Twenty animal-welfare organisations - Spanish and European - believe that proposed Balearic legislation on bullfighting is "the best possible option". The legislation is due to be approved next week and while it stops short of an outright ban on bullfighting, the restrictions and demands contained in the legislation are designed to make the staging of bullfights impossible.

Among these organisations, which can draw on millions of supporters nationally and internationally, are the Mallorca Sense Sang (Majorca without blood) campaign group and AnimaNaturalis. The spokesperson for both of these groups, the United Left politician Guillermo Amengual, says that eliminating the suffering of bulls is an urgent matter and that the legislation will represent progress in animal protection.

Leonardo Anselmi, who helped to get bullfights banned in Catalonia, believes that the Balearic law is the best way forward because it can get by the "margins of constitutionality" that were left after the ruling of the Constitutional Court. This ruling determined that the bullfight ban in Catalonia was unconstitutional as it infringed state powers. It was this ruling that led the Balearic government to rethink its law.
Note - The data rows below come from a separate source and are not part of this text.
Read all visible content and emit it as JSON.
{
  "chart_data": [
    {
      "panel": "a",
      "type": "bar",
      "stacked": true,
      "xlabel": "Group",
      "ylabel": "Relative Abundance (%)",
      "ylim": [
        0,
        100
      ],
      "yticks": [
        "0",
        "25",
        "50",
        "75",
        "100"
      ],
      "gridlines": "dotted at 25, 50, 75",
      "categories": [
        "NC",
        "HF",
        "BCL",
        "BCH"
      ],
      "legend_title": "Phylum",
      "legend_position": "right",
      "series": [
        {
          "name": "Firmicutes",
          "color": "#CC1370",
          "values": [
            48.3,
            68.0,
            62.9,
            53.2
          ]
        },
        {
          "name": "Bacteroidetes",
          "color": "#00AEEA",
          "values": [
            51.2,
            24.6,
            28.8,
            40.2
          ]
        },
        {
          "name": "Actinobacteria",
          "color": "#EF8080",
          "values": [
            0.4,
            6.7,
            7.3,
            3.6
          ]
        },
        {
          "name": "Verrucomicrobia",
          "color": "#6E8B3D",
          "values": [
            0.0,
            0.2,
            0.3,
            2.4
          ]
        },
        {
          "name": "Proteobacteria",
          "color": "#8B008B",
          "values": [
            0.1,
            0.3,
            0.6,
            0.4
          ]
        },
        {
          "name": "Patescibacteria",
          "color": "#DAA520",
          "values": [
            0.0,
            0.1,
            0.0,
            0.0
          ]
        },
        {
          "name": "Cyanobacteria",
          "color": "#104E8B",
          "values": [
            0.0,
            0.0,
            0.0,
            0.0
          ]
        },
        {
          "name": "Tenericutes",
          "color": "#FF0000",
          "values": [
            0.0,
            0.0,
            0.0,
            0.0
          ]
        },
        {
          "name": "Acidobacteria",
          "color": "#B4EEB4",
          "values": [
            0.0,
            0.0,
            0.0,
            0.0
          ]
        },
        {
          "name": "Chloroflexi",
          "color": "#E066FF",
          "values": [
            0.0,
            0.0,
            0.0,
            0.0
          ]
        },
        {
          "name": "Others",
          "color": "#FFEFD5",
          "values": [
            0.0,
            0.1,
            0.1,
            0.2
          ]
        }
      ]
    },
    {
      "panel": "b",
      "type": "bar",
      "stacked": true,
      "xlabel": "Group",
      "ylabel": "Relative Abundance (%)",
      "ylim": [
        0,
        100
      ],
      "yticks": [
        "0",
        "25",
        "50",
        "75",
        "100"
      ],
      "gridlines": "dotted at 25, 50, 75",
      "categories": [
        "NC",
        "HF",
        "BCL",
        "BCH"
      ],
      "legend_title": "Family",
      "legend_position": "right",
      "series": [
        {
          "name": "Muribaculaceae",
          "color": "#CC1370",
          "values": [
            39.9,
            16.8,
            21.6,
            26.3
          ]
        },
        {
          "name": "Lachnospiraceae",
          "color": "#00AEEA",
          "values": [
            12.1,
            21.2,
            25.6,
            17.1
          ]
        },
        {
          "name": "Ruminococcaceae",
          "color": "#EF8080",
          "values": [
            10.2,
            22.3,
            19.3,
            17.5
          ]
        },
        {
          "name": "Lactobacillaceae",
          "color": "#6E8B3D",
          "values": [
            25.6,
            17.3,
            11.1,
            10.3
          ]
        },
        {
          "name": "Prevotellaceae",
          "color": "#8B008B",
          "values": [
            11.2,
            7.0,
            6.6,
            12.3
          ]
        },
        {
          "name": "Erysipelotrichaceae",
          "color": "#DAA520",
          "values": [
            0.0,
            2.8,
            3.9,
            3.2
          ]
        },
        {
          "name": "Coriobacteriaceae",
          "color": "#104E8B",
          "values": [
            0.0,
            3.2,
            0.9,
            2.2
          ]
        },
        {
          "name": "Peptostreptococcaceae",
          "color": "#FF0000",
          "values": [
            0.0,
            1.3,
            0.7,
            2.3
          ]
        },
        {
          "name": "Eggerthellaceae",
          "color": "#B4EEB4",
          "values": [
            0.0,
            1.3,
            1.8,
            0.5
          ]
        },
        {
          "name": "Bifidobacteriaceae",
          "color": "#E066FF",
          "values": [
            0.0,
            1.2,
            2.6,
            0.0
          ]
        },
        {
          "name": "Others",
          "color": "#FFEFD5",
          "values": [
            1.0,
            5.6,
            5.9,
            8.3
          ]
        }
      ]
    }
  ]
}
Among the numerous provisions in the Balearic legislation is one which stipulates that the bull must not be harmed (and therefore killed). They also demand very strict health and safety measures (for the bulls, the participants and the general public) as well as liability insurance of such expense that holding a bullfight becomes financially untenable.

Bullfights are not therefore expressly forbidden and nor is the Fornalutx correbou bull-run. As far as this is concerned, however, the law stipulates that rope cannot be tied to the horns and that the bull cannot be killed at the end of the bull-run.